In this paper, according to the model established in Ref. [89], the NSGA-II is applied to perform MOO for a single resonance energy selective electron refrigerator with heat leakage. Four objective functions are introduced, including cooling load, coefficient of performance, figure of merit, and ecological function. The $E^{\prime }$ and $\Delta E$ are regarded as optimization variables, their optimal intervals are obtained, and their effects on four objective functions are analyzed when the MOO is performed for $\overline{ECO}-\overline{R}-\epsilon -\overline{\chi }$. The results show that:

• The $D$s obtained with LINMAP and TOPSIS approaches are 0.0812 for the MOO of $\overline{ECO}-\overline{R}-\epsilon -\overline{\chi }$, which are more reasonable than those obtained with the SE approach; at this time, the values of $E^{\prime }/k_B$ and $\Delta E/k_B$ are 12.5958 and 1.8267, respectively.
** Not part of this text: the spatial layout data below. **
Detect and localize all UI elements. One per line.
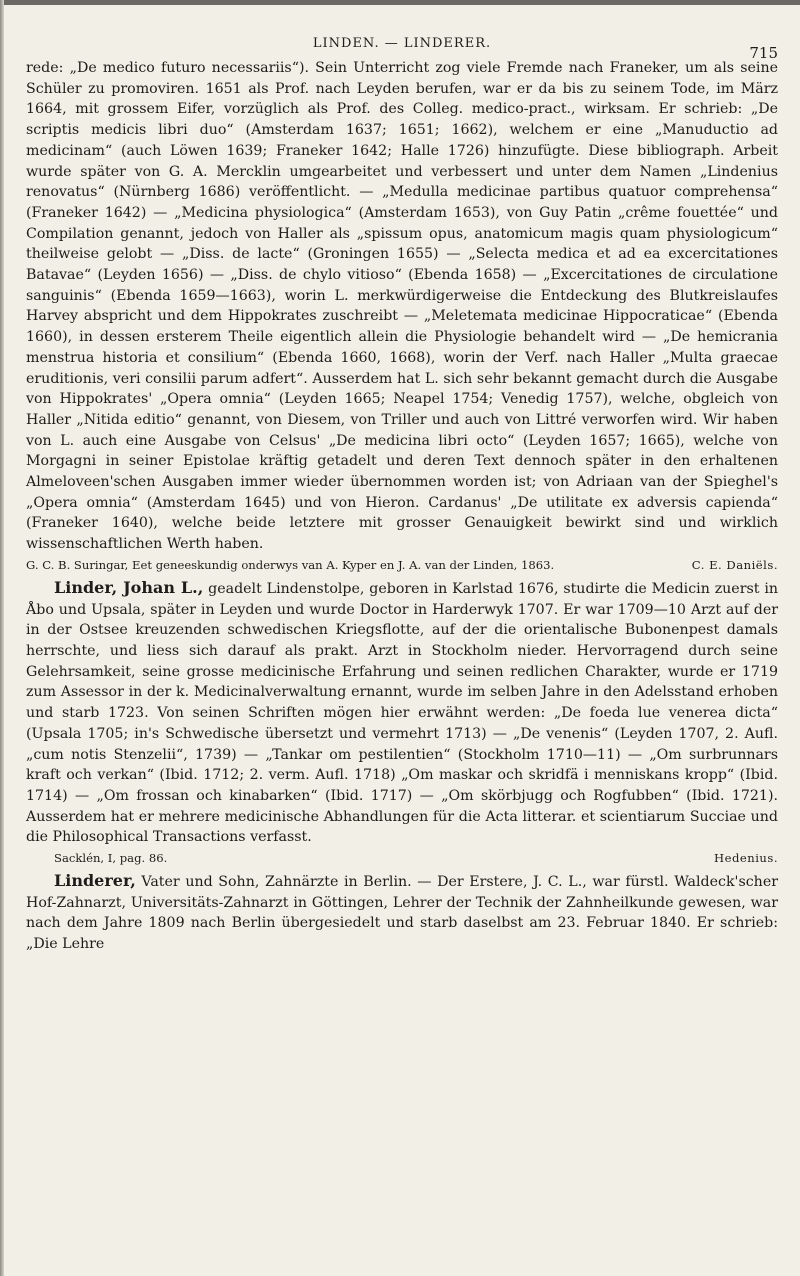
linden-source: G. C. B. Suringar, Eet geneeskundig onderwys van A. Kyper en J. A. van der Linden, 1863. (26, 557, 555, 572)
linden-entry-text: rede: „De medico futuro necessariis“). Sein Unterricht zog viele Fremde nach Franeker, um als seine Schüler zu promoviren. 1651 als Prof. nach Leyden berufen, war er da bis zu seinem Tode, im März 1664, mit grossem Eifer, vorzüglich als Prof. des Colleg. medico-pract., wirksam. Er schrieb: „De scriptis medicis libri duo“ (Amsterdam 1637; 1651; 1662), welchem er eine „Manuductio ad medicinam“ (auch Löwen 1639; Franeker 1642; Halle 1726) hinzufügte. Diese bibliograph. Arbeit wurde später von G. A. Mercklin umgearbeitet und verbessert und unter dem Namen „Lindenius renovatus“ (Nürnberg 1686) veröffentlicht. — „Medulla medicinae partibus quatuor comprehensa“ (Franeker 1642) — „Medicina physiologica“ (Amsterdam 1653), von Guy Patin „crême fouettée“ und Compilation genannt, jedoch von Haller als „spissum opus, anatomicum magis quam physiologicum“ theilweise gelobt — „Diss. de lacte“ (Groningen 1655) — „Selecta medica et ad ea excercitationes Batavae“ (Leyden 1656) — „Diss. de chylo vitioso“ (Ebenda 1658) — „Excercitationes de circulatione sanguinis“ (Ebenda 1659—1663), worin L. merkwürdigerweise die Entdeckung des Blutkreislaufes Harvey abspricht und dem Hippokrates zuschreibt — „Meletemata medicinae Hippocraticae“ (Ebenda 1660), in dessen ersterem Theile eigentlich allein die Physiologie behandelt wird — „De hemicrania menstrua historia et consilium“ (Ebenda 1660, 1668), worin der Verf. nach Haller „Multa graecae eruditionis, veri consilii parum adfert“. Ausserdem hat L. sich sehr bekannt gemacht durch die Ausgabe von Hippokrates' „Opera omnia“ (Leyden 1665; Neapel 1754; Venedig 1757), welche, obgleich von Haller „Nitida editio“ genannt, von Diesem, von Triller und auch von Littré verworfen wird. Wir haben von L. auch eine Ausgabe von Celsus' „De medicina libri octo“ (Leyden 1657; 1665), welche von Morgagni in seiner Epistolae kräftig getadelt und deren Text dennoch später in den erhaltenen Almeloveen'schen Ausgaben immer wieder übernommen worden ist; von Adriaan van der Spieghel's „Opera omnia“ (Amsterdam 1645) und von Hieron. Cardanus' „De utilitate ex adversis capienda“ (Franeker 1640), welche beide letztere mit grosser Genauigkeit bewirkt sind und wirklich wissenschaftlichen Werth haben. (26, 60, 778, 553)
linderer-lemma: Linderer, (54, 871, 136, 891)
running-head-title: LINDEN. — LINDERER. (312, 36, 492, 51)
linder-entry (26, 578, 778, 848)
linder-lemma: Linder, Johan L., (54, 577, 204, 597)
linder-entry-text: geadelt Lindenstolpe, geboren in Karlstad 1676, studirte die Medicin zuerst in Åbo und Upsala, später in Leyden und wurde Doctor in Harderwyk 1707. Er war 1709—10 Arzt auf der in der Ostsee kreuzenden schwedischen Kriegsflotte, auf der die orientalische Bubonenpest damals herrschte, und liess sich darauf als prakt. Arzt in Stockholm nieder. Hervorragend durch seine Gelehrsamkeit, seine grosse medicinische Erfahrung und seinen redlichen Charakter, wurde er 1719 zum Assessor in der k. Medicinalverwaltung ernannt, wurde im selben Jahre in den Adelsstand erhoben und starb 1723. Von seinen Schriften mögen hier erwähnt werden: „De foeda lue venerea dicta“ (Upsala 1705; in's Schwedische übersetzt und vermehrt 1713) — „De venenis“ (Leyden 1707, 2. Aufl. „cum notis Stenzelii“, 1739) — „Tankar om pestilentien“ (Stockholm 1710—11) — „Om surbrunnars kraft och verkan“ (Ibid. 1712; 2. verm. Aufl. 1718) „Om maskar och skridfä i menniskans kropp“ (Ibid. 1714) — „Om frossan och kinabarken“ (Ibid. 1717) — „Om skörbjugg och Rogfubben“ (Ibid. 1721). Ausserdem hat er mehrere medicinische Abhandlungen für die Acta litterar. et scientiarum Succiae und die Philosophical Transactions verfasst. (26, 580, 779, 846)
linderer-entry-text: Vater und Sohn, Zahnärzte in Berlin. — Der Erstere, J. C. L., war fürstl. Waldeck'scher Hof-Zahnarzt, Universitäts-Zahnarzt in Göttingen, Lehrer der Technik der Zahnheilkunde gewesen, war nach dem Jahre 1809 nach Berlin übergesiedelt und starb daselbst am 23. Februar 1840. Er schrieb: „Die Lehre (26, 874, 778, 953)
running-head (26, 30, 778, 62)
linden-signature (26, 557, 778, 574)
linder-signature (26, 850, 778, 867)
linder-author: Hedenius. (713, 851, 778, 866)
top-border-rule (0, 0, 800, 5)
linder-source: Sacklén, I, pag. 86. (54, 851, 168, 866)
linden-author: C. E. Daniëls. (691, 557, 778, 572)
page-number: 715 (749, 44, 778, 62)
page-body (26, 58, 778, 955)
linderer-entry (26, 871, 778, 955)
book-page (26, 30, 778, 955)
page-left-edge (0, 0, 4, 1276)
Comparing with the $D$s (0.1085, 0.8455, 0.1865, and 0.1780) for the four single-objective optimizations with maximum $\overline{ECO}$, $\overline{R}$, $\epsilon$, and $\overline{\chi }$, the $D$s of the MOO are smaller. Therefore, compared with single-objective optimization, MOO can better take different optimization objectives into account by choosing appropriate decision-making methods.
• When MOO is performed on $\overline{ECO}-\overline{R}$, the $D$ is the 0.0809 obtained with the TOPSIS approach, which is the closest point to the positive ideal point and the most reasonable solution; and the corresponding values of the $E^{\prime }/k_B$ and $\Delta E/k_B$ are 12.5887 and 1.8050, respectively. When MOO is performed on other optimization objective combinations, the better solutions are obtained by choosing the appropriate decision-making approaches according to the design requirements.
• For the MOO of $\overline{ECO}-\overline{R}-\epsilon -\overline{\chi }$, the value of ${(E^{\prime }/k_B)}_{opt}$ ranges mainly from 12 to 13; as ${(E^{\prime }/k_B)}_{opt}$ grows, $\overline{R}$ continues to decline, $\epsilon$ continues to grow, $\overline{ECO}$ and $\overline{\chi }$ grow first and then decline. The value of ${(\Delta E/k_B)}_{opt}$ ranges mainly from 1.5 to 2.5; as ${(\Delta E/k_B)}_{opt}$ grows, $\overline{R}$ continues to grow, $\epsilon$ continues to decline, $\overline{ECO}$ and $\overline{\chi }$ grow first and then decline. It indicates that the values of $E^{\prime }$ and $\Delta E$ are closely related to values of the four optimization objectives ($\overline{ECO}$, $\overline{R}$, $\epsilon$, and $\overline{\chi }$), and the selection of the parameters of the energy filter is very important to improve the performance of energy selective electron refrigerators.
• For the MOO of $\overline{ECO}-\overline{R}-\epsilon -\overline{\chi }$ and $\overline{ECO}-\overline{R}$, the average distances range mainly from 0 to 0.5 and change slightly; the average spreads range mainly from 0 to 0.2, vary significantly before the 100th generations, and then remain stable.
• NSGA-II and FTT theory are effective tools to guide the designs of energy selective electron refrigerators.